Architecture

Splicing

To efficiently splice together multiple feeds by date, Mercury arranges the feeds into a heap, and for each feed maintains the index of the current topmost item in the feed. As it pulls out entries, it performs a heapify operation using the publication date of the topmost item in each feed as the key. This guarantees that the first feed is always the one with the most recent entry while doing the least amount of processing. It then takes the topmost item in that feed, increments its counter, and starts the cycle again. This effectively does a partial heapsort of the total collection of feed items.

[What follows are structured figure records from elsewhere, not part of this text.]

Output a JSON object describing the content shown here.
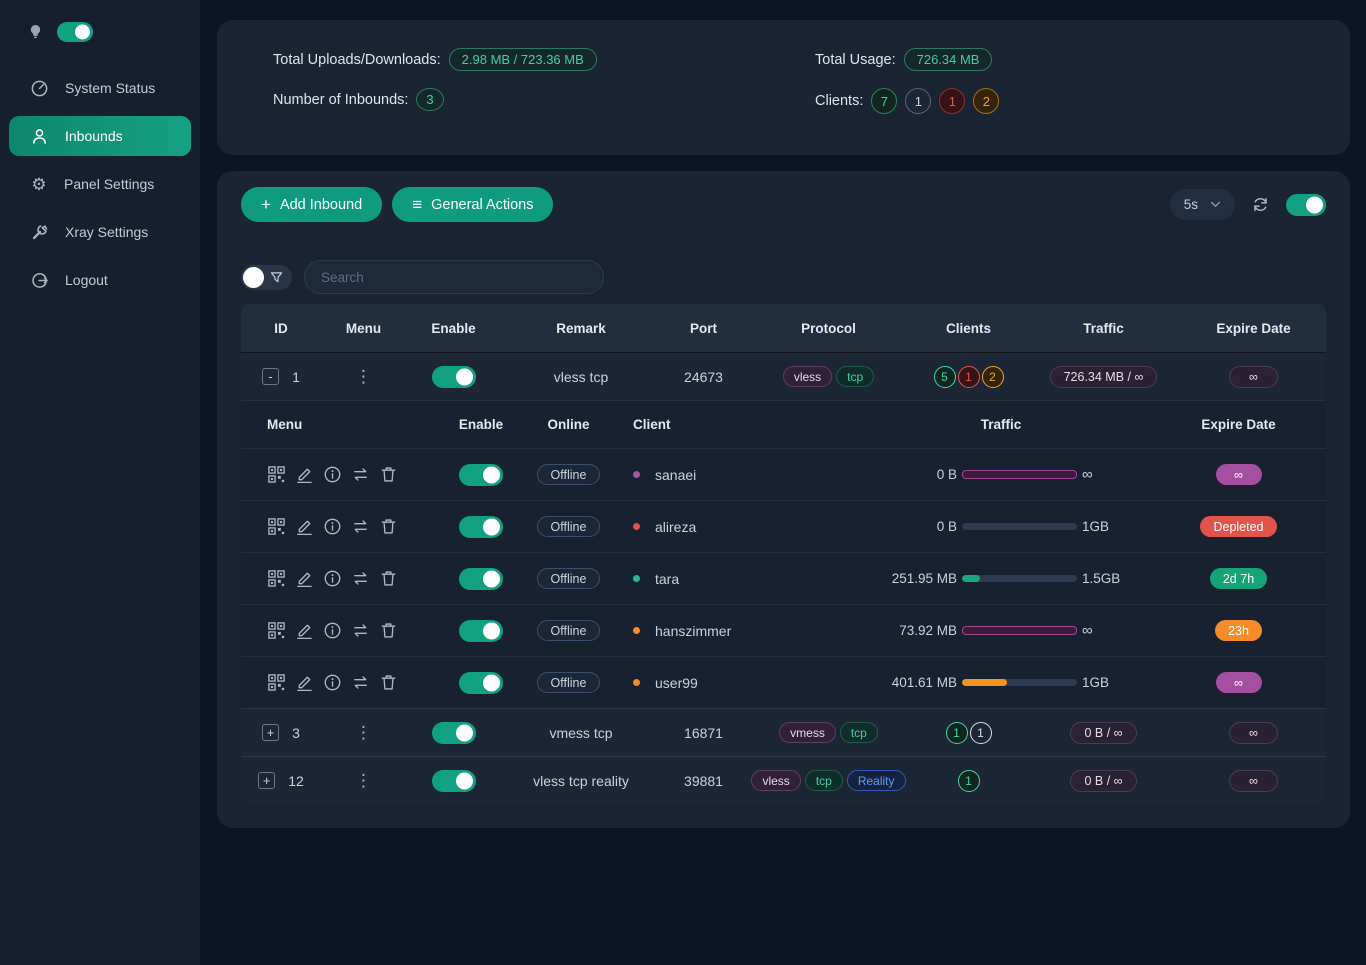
{
  "colors": {
    "accent_green": "#0f9b80",
    "sidebar_active_gradient": [
      "#0d866b",
      "#16a183"
    ],
    "page_bg": "#0d1524",
    "card_bg": "#1b2433",
    "badge_purple": "#a44fa0",
    "badge_red": "#e25449",
    "badge_green": "#16a377",
    "badge_orange": "#f68b28",
    "tag_tcp_text": "#3fd0a5",
    "tag_reality_text": "#5b9cf5"
  },
  "icons": {
    "plus": "+",
    "menu_lines": "≡",
    "dots": "⋮",
    "gear": "⚙"
  },
  "sidebar": {
    "theme_toggle_on": true,
    "items": [
      {
        "label": "System Status"
      },
      {
        "label": "Inbounds"
      },
      {
        "label": "Panel Settings"
      },
      {
        "label": "Xray Settings"
      },
      {
        "label": "Logout"
      }
    ]
  },
  "stats": {
    "total_uploads_downloads_label": "Total Uploads/Downloads:",
    "total_uploads_downloads_value": "2.98 MB / 723.36 MB",
    "number_of_inbounds_label": "Number of Inbounds:",
    "number_of_inbounds_value": "3",
    "total_usage_label": "Total Usage:",
    "total_usage_value": "726.34 MB",
    "clients_label": "Clients:",
    "clients_badges": [
      {
        "value": "7",
        "color": "green"
      },
      {
        "value": "1",
        "color": "gray"
      },
      {
        "value": "1",
        "color": "red"
      },
      {
        "value": "2",
        "color": "orange"
      }
    ]
  },
  "toolbar": {
    "add_inbound_label": "Add Inbound",
    "general_actions_label": "General Actions",
    "refresh_interval": "5s",
    "auto_refresh_on": true
  },
  "search": {
    "placeholder": "Search"
  },
  "table": {
    "headers": [
      "ID",
      "Menu",
      "Enable",
      "Remark",
      "Port",
      "Protocol",
      "Clients",
      "Traffic",
      "Expire Date"
    ],
    "rows": [
      {
        "expander": "-",
        "id": "1",
        "enabled": true,
        "remark": "vless tcp",
        "port": "24673",
        "protocols": [
          "vless",
          "tcp"
        ],
        "clients": [
          {
            "value": "5",
            "color": "green"
          },
          {
            "value": "1",
            "color": "red"
          },
          {
            "value": "2",
            "color": "orange"
          }
        ],
        "traffic": "726.34 MB / ∞",
        "expire": "∞",
        "expanded": true
      },
      {
        "expander": "+",
        "id": "3",
        "enabled": true,
        "remark": "vmess tcp",
        "port": "16871",
        "protocols": [
          "vmess",
          "tcp"
        ],
        "clients": [
          {
            "value": "1",
            "color": "green"
          },
          {
            "value": "1",
            "color": "gray"
          }
        ],
        "traffic": "0 B / ∞",
        "expire": "∞",
        "expanded": false
      },
      {
        "expander": "+",
        "id": "12",
        "enabled": true,
        "remark": "vless tcp reality",
        "port": "39881",
        "protocols": [
          "vless",
          "tcp",
          "Reality"
        ],
        "clients": [
          {
            "value": "1",
            "color": "green"
          }
        ],
        "traffic": "0 B / ∞",
        "expire": "∞",
        "expanded": false
      }
    ]
  },
  "subtable": {
    "headers": [
      "Menu",
      "Enable",
      "Online",
      "Client",
      "Traffic",
      "Expire Date"
    ],
    "clients": [
      {
        "name": "sanaei",
        "status": "Offline",
        "enabled": true,
        "dot_color": "#a855a0",
        "used": "0 B",
        "limit": "∞",
        "bar": {
          "type": "infinite"
        },
        "expire": {
          "label": "∞",
          "color": "purple"
        }
      },
      {
        "name": "alireza",
        "status": "Offline",
        "enabled": true,
        "dot_color": "#e05252",
        "used": "0 B",
        "limit": "1GB",
        "bar": {
          "type": "progress",
          "percent": 0,
          "color": "gray"
        },
        "expire": {
          "label": "Depleted",
          "color": "red"
        }
      },
      {
        "name": "tara",
        "status": "Offline",
        "enabled": true,
        "dot_color": "#2bb39a",
        "used": "251.95 MB",
        "limit": "1.5GB",
        "bar": {
          "type": "progress",
          "percent": 16,
          "color": "green"
        },
        "expire": {
          "label": "2d 7h",
          "color": "green"
        }
      },
      {
        "name": "hanszimmer",
        "status": "Offline",
        "enabled": true,
        "dot_color": "#f08a2c",
        "used": "73.92 MB",
        "limit": "∞",
        "bar": {
          "type": "infinite"
        },
        "expire": {
          "label": "23h",
          "color": "orange"
        }
      },
      {
        "name": "user99",
        "status": "Offline",
        "enabled": true,
        "dot_color": "#f08a2c",
        "used": "401.61 MB",
        "limit": "1GB",
        "bar": {
          "type": "progress",
          "percent": 39,
          "color": "orange"
        },
        "expire": {
          "label": "∞",
          "color": "purple"
        }
      }
    ]
  }
}
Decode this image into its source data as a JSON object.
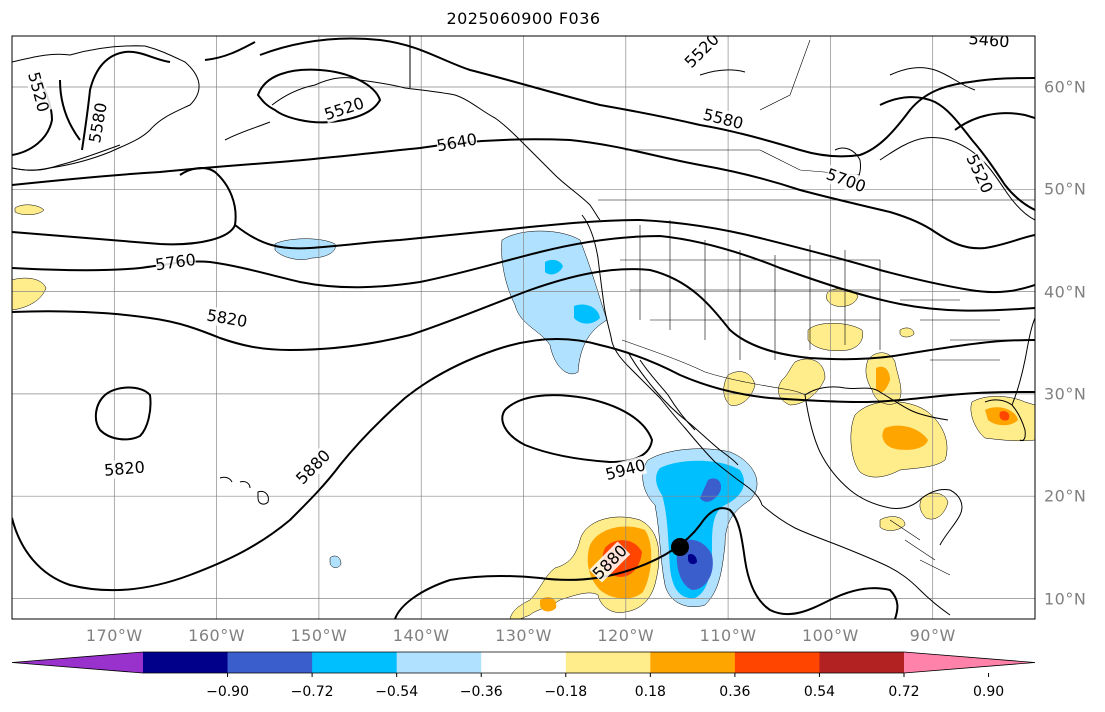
{
  "title": "2025060900 F036",
  "map": {
    "projection": "cylindrical",
    "lon_range": [
      -180,
      -80
    ],
    "lat_range": [
      8,
      65
    ],
    "lon_ticks": [
      {
        "value": -170,
        "label": "170°W"
      },
      {
        "value": -160,
        "label": "160°W"
      },
      {
        "value": -150,
        "label": "150°W"
      },
      {
        "value": -140,
        "label": "140°W"
      },
      {
        "value": -130,
        "label": "130°W"
      },
      {
        "value": -120,
        "label": "120°W"
      },
      {
        "value": -110,
        "label": "110°W"
      },
      {
        "value": -100,
        "label": "100°W"
      },
      {
        "value": -90,
        "label": "90°W"
      }
    ],
    "lat_ticks": [
      {
        "value": 10,
        "label": "10°N"
      },
      {
        "value": 20,
        "label": "20°N"
      },
      {
        "value": 30,
        "label": "30°N"
      },
      {
        "value": 40,
        "label": "40°N"
      },
      {
        "value": 50,
        "label": "50°N"
      },
      {
        "value": 60,
        "label": "60°N"
      }
    ],
    "grid": true,
    "marker": {
      "lon": -115,
      "lat": 15,
      "color": "#000000"
    },
    "contour_labels": [
      {
        "text": "5520",
        "lon": -177.5,
        "lat": 59.5,
        "angle": 75
      },
      {
        "text": "5580",
        "lon": -171.5,
        "lat": 56.5,
        "angle": -80
      },
      {
        "text": "5520",
        "lon": -147.5,
        "lat": 57.8,
        "angle": -18
      },
      {
        "text": "5640",
        "lon": -136.5,
        "lat": 54.5,
        "angle": -10
      },
      {
        "text": "5520",
        "lon": -112.5,
        "lat": 63.5,
        "angle": -45
      },
      {
        "text": "5580",
        "lon": -110.5,
        "lat": 56.8,
        "angle": 14
      },
      {
        "text": "5700",
        "lon": -98.5,
        "lat": 50.8,
        "angle": 20
      },
      {
        "text": "5520",
        "lon": -85.5,
        "lat": 51.5,
        "angle": 65
      },
      {
        "text": "5460",
        "lon": -84.5,
        "lat": 64.5,
        "angle": 5
      },
      {
        "text": "5760",
        "lon": -164,
        "lat": 42.8,
        "angle": -8
      },
      {
        "text": "5820",
        "lon": -159,
        "lat": 37.3,
        "angle": 10
      },
      {
        "text": "5820",
        "lon": -169,
        "lat": 22.6,
        "angle": -5
      },
      {
        "text": "5880",
        "lon": -150.5,
        "lat": 22.8,
        "angle": -45
      },
      {
        "text": "5940",
        "lon": -120,
        "lat": 22.5,
        "angle": -15
      },
      {
        "text": "5880",
        "lon": -121.5,
        "lat": 13.5,
        "angle": -45
      }
    ]
  },
  "colorbar": {
    "colors": [
      "#9932cc",
      "#00008b",
      "#3a5fcd",
      "#00bfff",
      "#b0e2ff",
      "#ffffff",
      "#ffec8b",
      "#ffa500",
      "#ff4500",
      "#b22222",
      "#ff82ab"
    ],
    "ticks": [
      "−0.90",
      "−0.72",
      "−0.54",
      "−0.36",
      "−0.18",
      "0.18",
      "0.36",
      "0.54",
      "0.72",
      "0.90"
    ]
  }
}
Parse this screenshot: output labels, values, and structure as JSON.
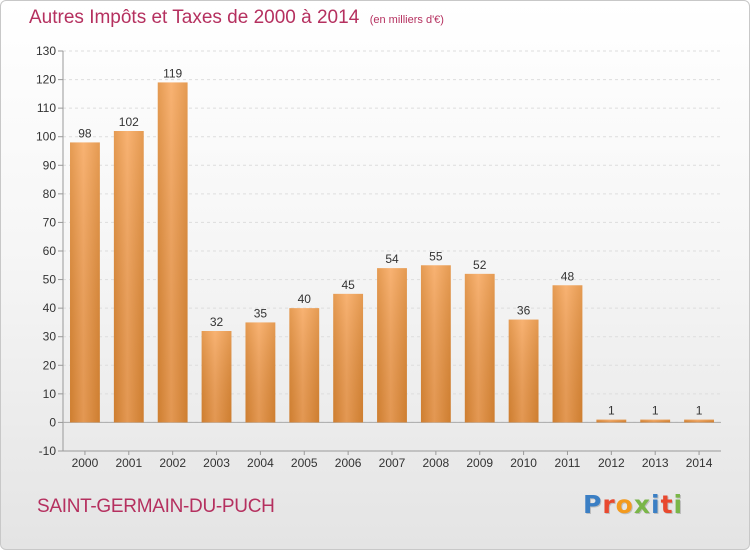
{
  "header": {
    "title": "Autres Impôts et Taxes de 2000 à 2014",
    "subtitle": "(en milliers d'€)"
  },
  "footer": {
    "city": "SAINT-GERMAIN-DU-PUCH",
    "logo_letters": [
      "P",
      "r",
      "o",
      "x",
      "i",
      "t",
      "i"
    ],
    "logo_colors": [
      "#3b7fc4",
      "#e8492f",
      "#f39a1e",
      "#7ab648",
      "#3b7fc4",
      "#e8492f",
      "#7ab648"
    ]
  },
  "colors": {
    "title": "#b5305f",
    "bar_light": "#f7a55a",
    "bar_dark": "#e08934",
    "grid": "#dddddd"
  },
  "chart_data": {
    "type": "bar",
    "title": "Autres Impôts et Taxes de 2000 à 2014",
    "subtitle": "(en milliers d'€)",
    "xlabel": "",
    "ylabel": "",
    "categories": [
      "2000",
      "2001",
      "2002",
      "2003",
      "2004",
      "2005",
      "2006",
      "2007",
      "2008",
      "2009",
      "2010",
      "2011",
      "2012",
      "2013",
      "2014"
    ],
    "values": [
      98,
      102,
      119,
      32,
      35,
      40,
      45,
      54,
      55,
      52,
      36,
      48,
      1,
      1,
      1
    ],
    "data_labels": [
      "98",
      "102",
      "119",
      "32",
      "35",
      "40",
      "45",
      "54",
      "55",
      "52",
      "36",
      "48",
      "1",
      "1",
      "1"
    ],
    "ylim": [
      -10,
      130
    ],
    "yticks": [
      -10,
      0,
      10,
      20,
      30,
      40,
      50,
      60,
      70,
      80,
      90,
      100,
      110,
      120,
      130
    ],
    "ytick_labels": [
      "-10",
      "0",
      "10",
      "20",
      "30",
      "40",
      "50",
      "60",
      "70",
      "80",
      "90",
      "100",
      "110",
      "120",
      "130"
    ],
    "grid": true,
    "legend": "none"
  }
}
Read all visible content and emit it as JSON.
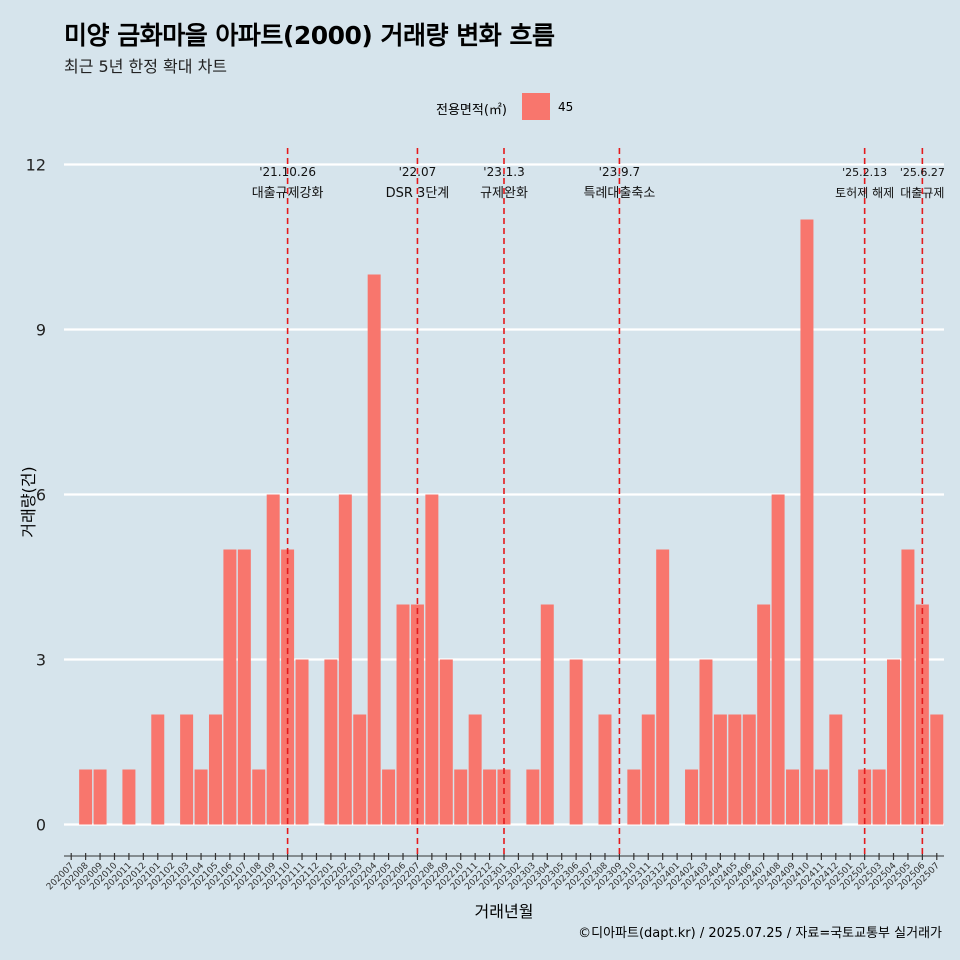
{
  "title": "미양 금화마을 아파트(2000) 거래량 변화 흐름",
  "subtitle": "최근 5년 한정 확대 차트",
  "caption": "©디아파트(dapt.kr) / 2025.07.25 / 자료=국토교통부 실거래가",
  "colors": {
    "background": "#d6e4ec",
    "bar": "#f8766d",
    "gridline": "#ffffff",
    "event_line": "#e41a1c"
  },
  "chart_data": {
    "type": "bar",
    "title": "미양 금화마을 아파트(2000) 거래량 변화 흐름",
    "subtitle": "최근 5년 한정 확대 차트",
    "xlabel": "거래년월",
    "ylabel": "거래량(건)",
    "ylim": [
      -0.5,
      12.3
    ],
    "yticks": [
      0,
      3,
      6,
      9,
      12
    ],
    "grid": "horizontal major",
    "legend": {
      "title": "전용면적(㎡)",
      "position": "top",
      "entries": [
        "45"
      ]
    },
    "categories": [
      "202007",
      "202008",
      "202009",
      "202010",
      "202011",
      "202012",
      "202101",
      "202102",
      "202103",
      "202104",
      "202105",
      "202106",
      "202107",
      "202108",
      "202109",
      "202110",
      "202111",
      "202112",
      "202201",
      "202202",
      "202203",
      "202204",
      "202205",
      "202206",
      "202207",
      "202208",
      "202209",
      "202210",
      "202211",
      "202212",
      "202301",
      "202302",
      "202303",
      "202304",
      "202305",
      "202306",
      "202307",
      "202308",
      "202309",
      "202310",
      "202311",
      "202312",
      "202401",
      "202402",
      "202403",
      "202404",
      "202405",
      "202406",
      "202407",
      "202408",
      "202409",
      "202410",
      "202411",
      "202412",
      "202501",
      "202502",
      "202503",
      "202504",
      "202505",
      "202506",
      "202507"
    ],
    "series": [
      {
        "name": "45",
        "values": [
          0,
          1,
          1,
          0,
          1,
          0,
          2,
          0,
          2,
          1,
          2,
          5,
          5,
          1,
          6,
          5,
          3,
          0,
          3,
          6,
          2,
          10,
          1,
          4,
          4,
          6,
          3,
          1,
          2,
          1,
          1,
          0,
          1,
          4,
          0,
          3,
          0,
          2,
          0,
          1,
          2,
          5,
          0,
          1,
          3,
          2,
          2,
          2,
          4,
          6,
          1,
          11,
          1,
          2,
          0,
          1,
          1,
          3,
          5,
          4,
          2
        ]
      }
    ],
    "annotations": [
      {
        "at": 15.0,
        "date": "'21.10.26",
        "text": "대출규제강화"
      },
      {
        "at": 24.0,
        "date": "'22.07",
        "text": "DSR 3단계"
      },
      {
        "at": 30.0,
        "date": "'23.1.3",
        "text": "규제완화"
      },
      {
        "at": 38.0,
        "date": "'23.9.7",
        "text": "특례대출축소"
      },
      {
        "at": 55.0,
        "date": "'25.2.13",
        "text": "토허제 해제"
      },
      {
        "at": 59.0,
        "date": "'25.6.27",
        "text": "대출규제"
      }
    ]
  }
}
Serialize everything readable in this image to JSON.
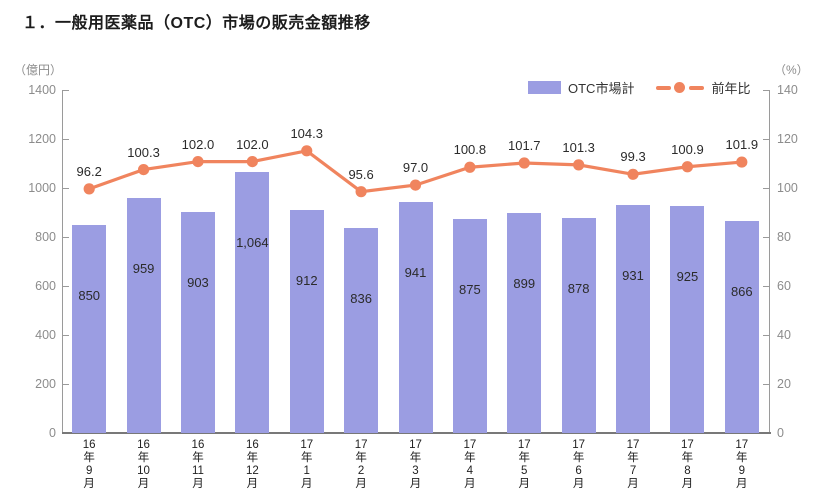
{
  "title": "１．一般用医薬品（OTC）市場の販売金額推移",
  "legend": {
    "bar_label": "OTC市場計",
    "line_label": "前年比"
  },
  "colors": {
    "bar": "#9b9de2",
    "line": "#f0845e",
    "axis": "#9a9a9a",
    "axis_text": "#8c8c8c",
    "value_text": "#2b2b2b"
  },
  "chart_data": {
    "type": "bar",
    "title": "１．一般用医薬品（OTC）市場の販売金額推移",
    "categories": [
      "16年9月",
      "16年10月",
      "16年11月",
      "16年12月",
      "17年1月",
      "17年2月",
      "17年3月",
      "17年4月",
      "17年5月",
      "17年6月",
      "17年7月",
      "17年8月",
      "17年9月"
    ],
    "series": [
      {
        "name": "OTC市場計",
        "type": "bar",
        "axis": "left",
        "color": "#9b9de2",
        "values": [
          850,
          959,
          903,
          1064,
          912,
          836,
          941,
          875,
          899,
          878,
          931,
          925,
          866
        ],
        "labels": [
          "850",
          "959",
          "903",
          "1,064",
          "912",
          "836",
          "941",
          "875",
          "899",
          "878",
          "931",
          "925",
          "866"
        ]
      },
      {
        "name": "前年比",
        "type": "line",
        "axis": "right",
        "color": "#f0845e",
        "values": [
          96.2,
          100.3,
          102.0,
          102.0,
          104.3,
          95.6,
          97.0,
          100.8,
          101.7,
          101.3,
          99.3,
          100.9,
          101.9
        ],
        "labels": [
          "96.2",
          "100.3",
          "102.0",
          "102.0",
          "104.3",
          "95.6",
          "97.0",
          "100.8",
          "101.7",
          "101.3",
          "99.3",
          "100.9",
          "101.9"
        ]
      }
    ],
    "left_axis": {
      "unit": "（億円）",
      "min": 0,
      "max": 1400,
      "step": 200
    },
    "right_axis": {
      "unit": "（%）",
      "min": 0,
      "max": 140,
      "step": 20
    },
    "grid": "none",
    "legend_position": "top-right"
  }
}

One weakness with the current implementaton is that it doesn't yet deal with feeds that don't sort their items in reverse chronological order. Two options would be to sort feeds as they're pulled down or to heapify the entries similarly to what's done with the feeds themselves. This latter approach is probably the best one to take if there are many feeds with many items. For feeds that are already sorted, the heap property should already hold, so the impact for them would be negligible.

Cache directory

The cache directory stores the cache manifest in manifest.json, and cached copies of feeds serialised as JSON files.

The manifest file consists of a map of feed URLs to metadata, including the UUID used for the cache filename, the last modified date, and the entity tag, both of which are used to make conditional GET requests against the target feed to minimise Mercury's bandwidth impact.